What Can We Learn from LLM? Self-Supervised Learning

Self-supervised learning (SSL) has been the key to the success of LLM. It benefits most from seas of Internet data as it uses data as it is without needing annotations and labels. Particularly when the training data is scaled up, the power of transformers is unleashed, according to scaling law. This is the terrian where only self-supervised learning can do, connecting the two beasts of data and weights. (Supervised transformer sounds like a fallacy to me.)

ssl-data-network

Self-supervised learning is the best way of combining massive data and huge network so far.

Representation Learning

The major outcome of self-supervised learning is to give powerful and meaningful latent representations for raw tokens, just by learning from the distribution of the massive data. Knowing the distribution of a data set is equivalent to knowing the correlations (joint probability) of its elements inside. This is why attention machanism can do a good job in this realm (Attention is correlation IMO). And when the data collection is large enough, it contains sufficient combinations of tokens for the hungry transformer network to learn from it.

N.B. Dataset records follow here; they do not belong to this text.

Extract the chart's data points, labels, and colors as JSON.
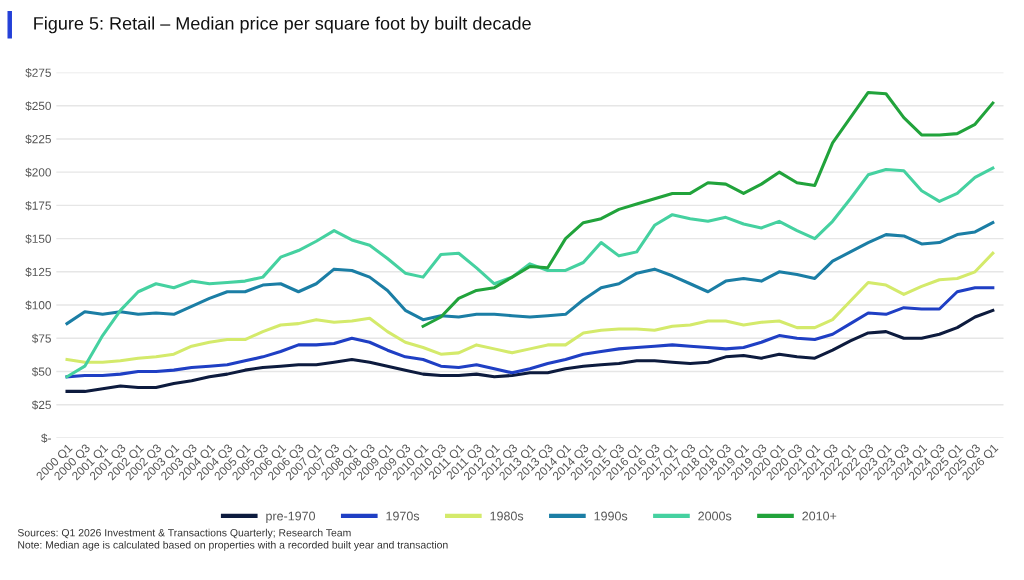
{
  "chart_data": {
    "type": "line",
    "title": "Figure 5: Retail – Median price per square foot by built decade",
    "categories": [
      "2000 Q1",
      "2000 Q3",
      "2001 Q1",
      "2001 Q3",
      "2002 Q1",
      "2002 Q3",
      "2003 Q1",
      "2003 Q3",
      "2004 Q1",
      "2004 Q3",
      "2005 Q1",
      "2005 Q3",
      "2006 Q1",
      "2006 Q3",
      "2007 Q1",
      "2007 Q3",
      "2008 Q1",
      "2008 Q3",
      "2009 Q1",
      "2009 Q3",
      "2010 Q1",
      "2010 Q3",
      "2011 Q1",
      "2011 Q3",
      "2012 Q1",
      "2012 Q3",
      "2013 Q1",
      "2013 Q3",
      "2014 Q1",
      "2014 Q3",
      "2015 Q1",
      "2015 Q3",
      "2016 Q1",
      "2016 Q3",
      "2017 Q1",
      "2017 Q3",
      "2018 Q1",
      "2018 Q3",
      "2019 Q1",
      "2019 Q3",
      "2020 Q1",
      "2020 Q3",
      "2021 Q1",
      "2021 Q3",
      "2022 Q1",
      "2022 Q3",
      "2023 Q1",
      "2023 Q3",
      "2024 Q1",
      "2024 Q3",
      "2025 Q1",
      "2025 Q3",
      "2026 Q1"
    ],
    "series": [
      {
        "name": "pre-1970",
        "color": "#0d1b3e",
        "values": [
          35,
          35,
          37,
          39,
          38,
          38,
          41,
          43,
          46,
          48,
          51,
          53,
          54,
          55,
          55,
          57,
          59,
          57,
          54,
          51,
          48,
          47,
          47,
          48,
          46,
          47,
          49,
          49,
          52,
          54,
          55,
          56,
          58,
          58,
          57,
          56,
          57,
          61,
          62,
          60,
          63,
          61,
          60,
          66,
          73,
          79,
          80,
          75,
          75,
          78,
          83,
          91,
          96
        ]
      },
      {
        "name": "1970s",
        "color": "#1f3fc4",
        "values": [
          46,
          47,
          47,
          48,
          50,
          50,
          51,
          53,
          54,
          55,
          58,
          61,
          65,
          70,
          70,
          71,
          75,
          72,
          66,
          61,
          59,
          54,
          53,
          55,
          52,
          49,
          52,
          56,
          59,
          63,
          65,
          67,
          68,
          69,
          70,
          69,
          68,
          67,
          68,
          72,
          77,
          75,
          74,
          78,
          86,
          94,
          93,
          98,
          97,
          97,
          110,
          113,
          113
        ]
      },
      {
        "name": "1980s",
        "color": "#d4ea6b",
        "values": [
          59,
          57,
          57,
          58,
          60,
          61,
          63,
          69,
          72,
          74,
          74,
          80,
          85,
          86,
          89,
          87,
          88,
          90,
          80,
          72,
          68,
          63,
          64,
          70,
          67,
          64,
          67,
          70,
          70,
          79,
          81,
          82,
          82,
          81,
          84,
          85,
          88,
          88,
          85,
          87,
          88,
          83,
          83,
          89,
          103,
          117,
          115,
          108,
          114,
          119,
          120,
          125,
          139
        ]
      },
      {
        "name": "1990s",
        "color": "#1b7ea5",
        "values": [
          86,
          95,
          93,
          95,
          93,
          94,
          93,
          99,
          105,
          110,
          110,
          115,
          116,
          110,
          116,
          127,
          126,
          121,
          111,
          96,
          89,
          92,
          91,
          93,
          93,
          92,
          91,
          92,
          93,
          104,
          113,
          116,
          124,
          127,
          122,
          116,
          110,
          118,
          120,
          118,
          125,
          123,
          120,
          133,
          140,
          147,
          153,
          152,
          146,
          147,
          153,
          155,
          162
        ]
      },
      {
        "name": "2000s",
        "color": "#45d1a0",
        "values": [
          46,
          54,
          77,
          96,
          110,
          116,
          113,
          118,
          116,
          117,
          118,
          121,
          136,
          141,
          148,
          156,
          149,
          145,
          135,
          124,
          121,
          138,
          139,
          128,
          116,
          121,
          131,
          126,
          126,
          132,
          147,
          137,
          140,
          160,
          168,
          165,
          163,
          166,
          161,
          158,
          163,
          156,
          150,
          163,
          180,
          198,
          202,
          201,
          186,
          178,
          184,
          196,
          203
        ]
      },
      {
        "name": "2010+",
        "color": "#21a33b",
        "values": [
          null,
          null,
          null,
          null,
          null,
          null,
          null,
          null,
          null,
          null,
          null,
          null,
          null,
          null,
          null,
          null,
          null,
          null,
          null,
          null,
          84,
          91,
          105,
          111,
          113,
          121,
          129,
          128,
          150,
          162,
          165,
          172,
          176,
          180,
          184,
          184,
          192,
          191,
          184,
          191,
          200,
          192,
          190,
          222,
          241,
          260,
          259,
          241,
          228,
          228,
          229,
          236,
          252
        ]
      }
    ],
    "ylim": [
      0,
      275
    ],
    "yticks": [
      {
        "value": 0,
        "label": "$-"
      },
      {
        "value": 25,
        "label": "$25"
      },
      {
        "value": 50,
        "label": "$50"
      },
      {
        "value": 75,
        "label": "$75"
      },
      {
        "value": 100,
        "label": "$100"
      },
      {
        "value": 125,
        "label": "$125"
      },
      {
        "value": 150,
        "label": "$150"
      },
      {
        "value": 175,
        "label": "$175"
      },
      {
        "value": 200,
        "label": "$200"
      },
      {
        "value": 225,
        "label": "$225"
      },
      {
        "value": 250,
        "label": "$250"
      },
      {
        "value": 275,
        "label": "$275"
      }
    ],
    "grid": "y",
    "legend": "bottom",
    "marker": "none",
    "line_style": "solid",
    "annotations": [
      "Sources: Q1 2026 Investment & Transactions Quarterly; Research Team",
      "Note: Median age is calculated based on properties with a recorded built year and transaction"
    ]
  }
}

Learning a good latent space is so important that we often call an encoder/auto-encoder foundation model if it is well trained to enable the downstream tasks such as decoding, diffusion or multi-modality alignment. There are two approaches that have proven successful: contrastive learning and generative learning. Contrastive learning needs to construct similar and dissimilar pairs from data samples. Although being prone to collapse and instablility issues, it is commonly used for multimodal alignment (such as CLIP) and translation tasks, where data naturally form pairs.

Generative or Contrastive

Personally, generative learning is more attractive to me than constrastive ones as it works in a way just like people thinking. If a network is able to generate meaningful things within or even without context as we do, I would achknowledge it has the intelligence as we have. The learning scheme is usually achieved by pre-text tasks, among which I like inpainting most.

Inpainting Task

Predicting a masked word in a sentence as defined by BERT is same as the cloze test I did in high school English exams. Visually, imagining missing parts of a scene is a task our brain is excel at. The pretraining job of completing an image from a masked input has been applied to single-view images (MAE), multi-view images (CroCo) and videos (VideoMAE), which enables the mono-vision, 3D vision and temporal vision tasks, respectively. It is still surprising to me that the networks are able to fill in meaningful visual content even more than 80% of the images are missing (e.g., MAE and CroCo).

ssl-inpainting

Inpainting capability is where intelligence emerges.

Conclusion

In conclusion, the scale of data will continue to grow, so are the network parameters. Self-supervised learning using pre-text tasks such as inpainting is the only way of making both parties work together. This lesson has already been learned by image and video diffusion model pretraining. But it’s just the beginning. Computer vison ecompasses many more tasks beyond diffusion, and the same practices should be transferred to all the other tasks, to achieve optimal success.